Pendant des années lorsque ma moitié se partageait entre Khmiss Batata et le pays de l’oncle Sam, il ne cessait de me dire: « Bibiche, partons une semaine visiter la Nouvelle Orléans ». Déjà que j’avais refusé de laisser mon petit pour aller au Trinidad. Mais bon, difficile de laisser ses petiots une semaine avec une gardienne et aller faire la java en Louisiane. Les rares vacances sans les enfants fallait que ma moitié ou la moitié de ma smala soient avec eux. Abi qui malgré son coeur chancelant sortait mon amour de 3nitra, Mia qui laissait la perle déblatérer son saoul. Bref, la pagaille ou khlass. Il ya trois ans, Paris en amoureux et appel tous les soirs à Khmiss Batata et lui qui ne cessait de me dire: mais mince ils sont avec Mia, ils vont bien. Bref, je suis une mère poule!
Nous ne verrons jamais la belle Nouvelle Orléans, parce qu’à cause du pétrole, les marais ont été asséchés et maintenant bein la nature a pris sa revanche. Et surtout, bien fait pour moi. Carpe diem j’ai jamais su ce que cela voulait dire!

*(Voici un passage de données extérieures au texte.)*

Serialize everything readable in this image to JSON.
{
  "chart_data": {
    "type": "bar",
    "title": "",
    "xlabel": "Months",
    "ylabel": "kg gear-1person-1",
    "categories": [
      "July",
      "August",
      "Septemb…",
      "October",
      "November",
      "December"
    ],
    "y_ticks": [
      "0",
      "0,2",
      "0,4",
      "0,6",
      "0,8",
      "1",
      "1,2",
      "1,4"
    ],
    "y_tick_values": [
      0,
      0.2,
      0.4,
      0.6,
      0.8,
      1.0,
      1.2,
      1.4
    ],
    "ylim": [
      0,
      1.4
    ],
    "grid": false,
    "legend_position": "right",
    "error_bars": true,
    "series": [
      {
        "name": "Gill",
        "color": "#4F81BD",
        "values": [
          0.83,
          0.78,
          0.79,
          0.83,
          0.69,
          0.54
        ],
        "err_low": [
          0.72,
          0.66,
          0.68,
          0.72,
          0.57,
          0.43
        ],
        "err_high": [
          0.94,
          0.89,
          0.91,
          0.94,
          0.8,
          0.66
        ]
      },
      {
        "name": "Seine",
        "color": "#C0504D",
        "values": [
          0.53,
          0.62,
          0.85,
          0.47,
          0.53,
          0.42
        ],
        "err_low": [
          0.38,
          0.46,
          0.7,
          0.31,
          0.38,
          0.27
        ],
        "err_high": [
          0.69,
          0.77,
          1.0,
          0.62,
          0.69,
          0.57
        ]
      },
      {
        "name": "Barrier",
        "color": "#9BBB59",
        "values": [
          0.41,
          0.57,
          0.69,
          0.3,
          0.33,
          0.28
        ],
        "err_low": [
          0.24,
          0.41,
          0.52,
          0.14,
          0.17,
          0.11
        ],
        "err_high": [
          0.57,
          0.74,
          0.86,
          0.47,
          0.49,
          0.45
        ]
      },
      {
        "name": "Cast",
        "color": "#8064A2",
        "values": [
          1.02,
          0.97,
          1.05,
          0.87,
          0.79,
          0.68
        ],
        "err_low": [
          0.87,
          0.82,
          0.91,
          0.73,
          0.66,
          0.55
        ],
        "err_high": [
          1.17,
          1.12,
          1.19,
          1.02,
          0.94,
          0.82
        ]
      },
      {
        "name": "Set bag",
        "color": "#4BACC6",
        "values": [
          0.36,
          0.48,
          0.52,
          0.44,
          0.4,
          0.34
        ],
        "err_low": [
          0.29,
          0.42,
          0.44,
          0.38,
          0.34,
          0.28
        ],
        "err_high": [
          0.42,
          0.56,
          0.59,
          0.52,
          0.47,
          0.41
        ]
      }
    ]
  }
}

Bien fait pour moi, je devrai écouter mon homme plus souvent, mais reste Lafayette puisque nos amis y demeurent. Ce soir, nous recevons ce qui reste de l’ouragan. Je ferme la makina, vous fais des mwahates et des 7oumachates et vous dis à demain ou à après demain ou encore dans une semaine. J’ai eu la peur de ma vie aujourd’hui, le bureau de ma moitié a appelé en me disant: on essaie de ramener mssio via les USA, c’est quoi sa date de naissance? Geee, cela m’a pris un moment avant de réaliser qu’au lieu qu’il revienne par les cieux canadiens, il lui faudra faire un détour via les terres de l’oncle Sam et comme c’est un avion privé bein le pilote avait besoin de déclarer le nom des passagers et leurs dates de naissance. Bref, je m’en passerai d’appels de ce genre. J’ai hâte que cette année achève. Il y a presqu’un an, Abi, puis ce mois l’accident de mon adorable petit neveu 4 ans, fils de mon ami, dont on attend de voir les fémurs resoudés, puis la mort d’un jeune de 15 ans en Espagne il y a deux semaines. Sans parler de bien des choses qui ont foutu le moral de la smala à terre. A quoi bon parler de ce qui fait mal quand on peut s’évader à travers les mots via ce blog, mais le blues finit tjrs par nous rejoindre. Bref, je rêve de jours plus heureux pour ma petite et grande famille. A bientôt.